Monday, July 11, 2005

''The Enemy of Our Enemy May Still Be the Enemy of Democracy''

"In The Enemy of Our Enemy is Our Friend, Rob McKay suggests giving the potential Supreme Court nomination of Alberto Gonzales a relative pass, because his nomination will split religious conservatives from the Republican party and because if we don't get him, we're likely to get someone worse.

We don't completely control the outcome in this fight, but when someone exhibits as much contempt for democracy as Gonzales does, you have to challenge him. He's not David Souter, a relative unknown. As Mckay acknowledges, he's an architect of many of the most destructive Bush policies like the 2002 torture memo that said "injury such as death, organ failure, or serious impairment of body functions - [are necessary] in order to constitute torture." He helped push through the Patriot Act and wrote the Presidential Order saying that terror suspects could be tried and sentenced to death by secret military tribunals.
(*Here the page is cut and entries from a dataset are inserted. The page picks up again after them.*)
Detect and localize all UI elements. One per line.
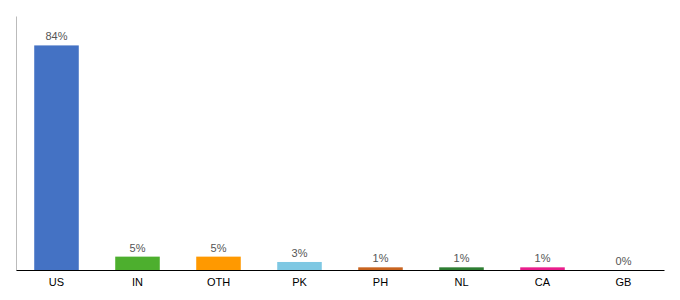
x-tick-label: CA [535, 276, 551, 288]
data-label: 3% [292, 247, 308, 259]
x-tick: GB [616, 270, 632, 288]
x-axis-line [17, 270, 665, 271]
data-label: 1% [373, 252, 389, 264]
bar [520, 267, 565, 270]
chart-container: US IN OTH PK PH NL CA GB 84% 5% 5% 3% 1% 1% 1% 0% [0, 0, 680, 300]
x-tick: IN [132, 270, 143, 288]
x-tick-label: OTH [207, 276, 230, 288]
data-label: 5% [211, 242, 227, 254]
bar [439, 267, 484, 270]
bar [196, 257, 241, 270]
y-axis [16, 17, 17, 271]
plot-area: US IN OTH PK PH NL CA GB 84% 5% 5% 3% 1% 1% 1% 0% [17, 17, 665, 288]
data-label: 1% [535, 252, 551, 264]
x-tick: NL [454, 270, 468, 288]
chart-svg: US IN OTH PK PH NL CA GB 84% 5% 5% 3% 1% 1% 1% 0% [0, 0, 680, 300]
bar [358, 267, 403, 270]
data-label: 84% [45, 30, 67, 42]
data-label: 5% [130, 242, 146, 254]
data-label: 1% [454, 252, 470, 264]
x-tick: OTH [207, 270, 230, 288]
x-tick-label: PK [292, 276, 307, 288]
x-tick: CA [535, 270, 551, 288]
bars [34, 45, 565, 270]
bar [115, 257, 160, 270]
data-labels: 84% 5% 5% 3% 1% 1% 1% 0% [45, 30, 631, 267]
x-tick-label: NL [454, 276, 468, 288]
x-tick: PK [292, 270, 307, 288]
bar [277, 262, 322, 270]
x-axis: US IN OTH PK PH NL CA GB [17, 270, 665, 288]
x-tick: PH [373, 270, 388, 288]
x-tick-label: IN [132, 276, 143, 288]
x-tick-label: GB [616, 276, 632, 288]
x-tick-label: PH [373, 276, 388, 288]
y-axis-line [16, 17, 17, 271]
x-tick: US [49, 270, 64, 288]
bar [601, 270, 646, 271]
bar [34, 45, 79, 270]
x-tick-label: US [49, 276, 64, 288]
data-label: 0% [616, 255, 632, 267]
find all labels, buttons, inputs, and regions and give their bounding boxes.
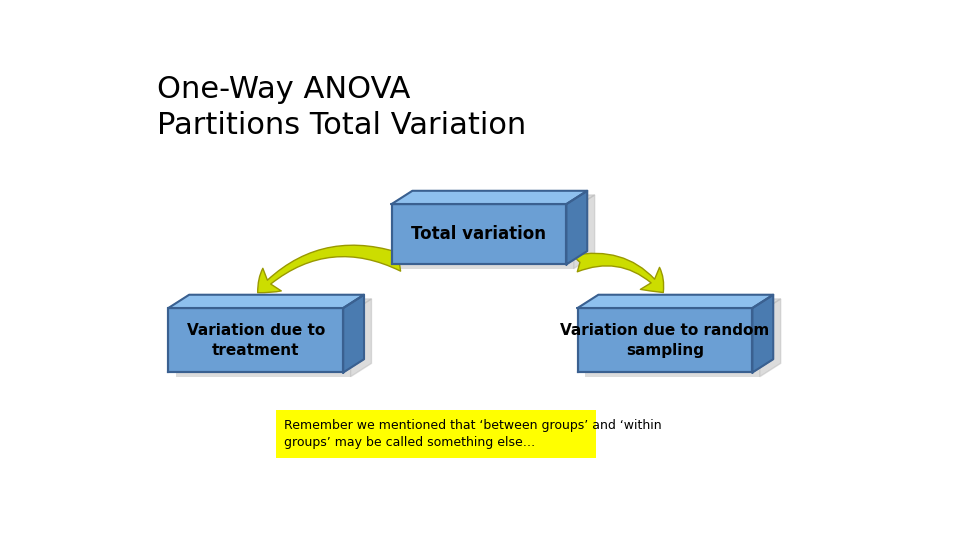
Polygon shape (574, 195, 594, 268)
Polygon shape (578, 295, 773, 308)
Text: Remember we mentioned that ‘between groups’ and ‘within
groups’ may be called so: Remember we mentioned that ‘between grou… (284, 419, 661, 449)
Polygon shape (392, 191, 588, 204)
FancyBboxPatch shape (276, 410, 596, 458)
Polygon shape (168, 308, 344, 373)
Text: Variation due to random
sampling: Variation due to random sampling (561, 323, 770, 357)
Polygon shape (585, 312, 760, 377)
Text: One-Way ANOVA
Partitions Total Variation: One-Way ANOVA Partitions Total Variation (157, 75, 526, 140)
Text: Variation due to
treatment: Variation due to treatment (186, 323, 324, 357)
Polygon shape (578, 308, 753, 373)
Text: Total variation: Total variation (412, 225, 546, 243)
Polygon shape (399, 195, 594, 208)
FancyArrowPatch shape (573, 253, 663, 293)
Polygon shape (399, 208, 574, 268)
Polygon shape (350, 299, 372, 377)
Polygon shape (168, 295, 364, 308)
Polygon shape (760, 299, 780, 377)
Polygon shape (176, 312, 350, 377)
Polygon shape (566, 191, 588, 265)
Polygon shape (176, 299, 372, 312)
Polygon shape (344, 295, 364, 373)
Polygon shape (585, 299, 780, 312)
Polygon shape (392, 204, 566, 265)
Polygon shape (753, 295, 773, 373)
FancyArrowPatch shape (257, 245, 407, 293)
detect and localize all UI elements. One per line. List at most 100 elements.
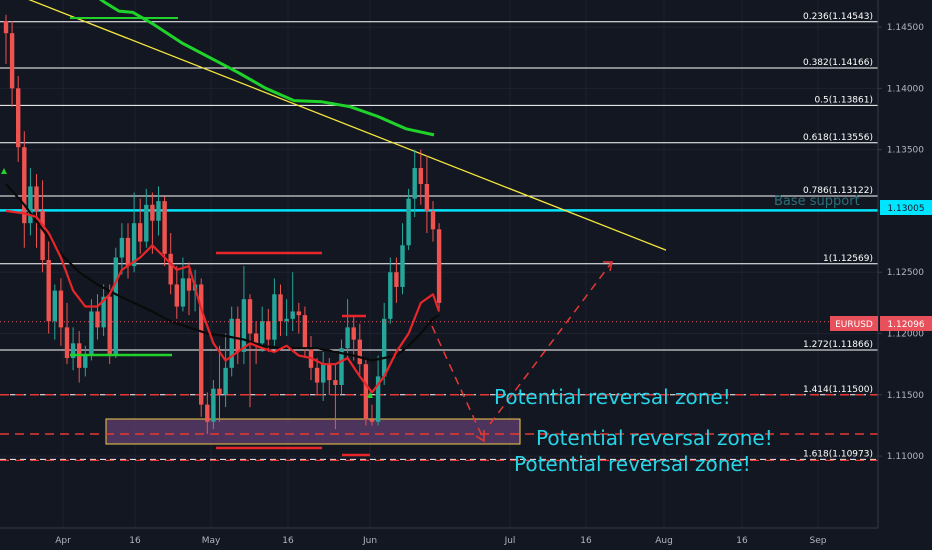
candle-body [424,183,430,211]
annotation-reversal-2: Potential reversal zone! [536,426,773,450]
candle-body [436,229,442,303]
y-tick-label: 1.12500 [887,268,924,278]
candle-body [211,388,216,422]
fibonacci-labels: 0.236(1.14543) 0.382(1.14166) 0.5(1.13861)… [803,12,873,460]
candle-body [40,210,45,260]
price-tags: 1.13005 EURUSD 1.12096 [0,200,932,331]
annotations: Potential reversal zone! Potential rever… [494,385,773,476]
candle-body [199,284,204,405]
y-tick-label: 1.11500 [887,391,924,401]
candle-body [144,204,149,242]
candle-body [58,290,64,328]
support-label: Base support [774,194,860,209]
candle-body [9,33,15,89]
candle-body [418,168,423,184]
fib-label-1.272: 1.272(1.11866) [803,340,873,350]
candle-body [180,278,186,307]
y-tick-label: 1.12000 [887,330,924,340]
x-tick-label: May [202,536,221,546]
candle-body [34,186,39,211]
candle-body [156,201,161,221]
ma-red-path [5,209,441,394]
red-dashed-levels [0,394,878,462]
candle-body [168,253,173,285]
x-tick-label: Apr [55,536,71,546]
last-price-tag [880,316,932,331]
fib-label-1.618: 1.618(1.10973) [803,449,873,459]
candle-body [101,296,106,328]
fib-label-0.236: 0.236(1.14543) [803,12,873,22]
candle-body [89,311,94,356]
candle-body [351,327,356,340]
candle-body [327,364,332,381]
candle-body [321,364,326,383]
candle-body [119,237,125,258]
y-tick-label: 1.14500 [887,23,924,33]
fib-label-0.382: 0.382(1.14166) [803,58,873,68]
projection-down [431,325,483,437]
candle-body [107,296,112,356]
fib-label-0.618: 0.618(1.13556) [803,133,873,143]
candle-body [150,204,155,221]
moving-averages [5,183,441,394]
x-tick-label: 16 [282,536,294,546]
buy-arrow-icon [1,168,7,174]
x-tick-label: 16 [129,536,141,546]
time-axis[interactable]: Apr 16 May 16 Jun Jul 16 Aug 16 Sep [0,527,932,550]
candle-body [22,147,27,224]
x-tick-label: 16 [736,536,748,546]
ma-black-path [5,183,440,362]
candle-body [296,311,301,316]
candle-body [253,333,259,344]
symbol-tag [830,316,878,331]
candle-body [186,278,192,291]
arrow-head-icon [603,261,613,272]
candle-body [131,223,137,267]
fib-label-1: 1(1.12569) [823,254,873,264]
candle-body [412,168,417,199]
candle-body [138,223,143,242]
trendline-stroke [28,0,667,251]
candle-body [382,318,387,377]
trendline [28,0,667,251]
reversal-zone-rect [105,418,521,445]
ma200-line [98,0,435,137]
candle-body [205,404,210,422]
candle-body [174,284,179,307]
arrow-head-icon [475,430,485,443]
price-axis-bg [878,0,932,528]
candle-body [95,311,100,328]
candle-body [375,376,381,422]
candle-body [113,257,118,356]
symbol-text: EURUSD [835,320,873,330]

This isn't someone to embrace, morally or politically.

Maybe his nominaton would split the right temporarily, but it can easily be balanced by Bush then appointing a "real conservative" when William Rhenquist's seat comes open. Meanwhile we'll have raised the bar still further till we're unable to challenge anyone short of Attila the Hun and Vlad the Impaler, and then only if they've spoken too impoliticly."-from Paul Loeb's column on The Huffington Post.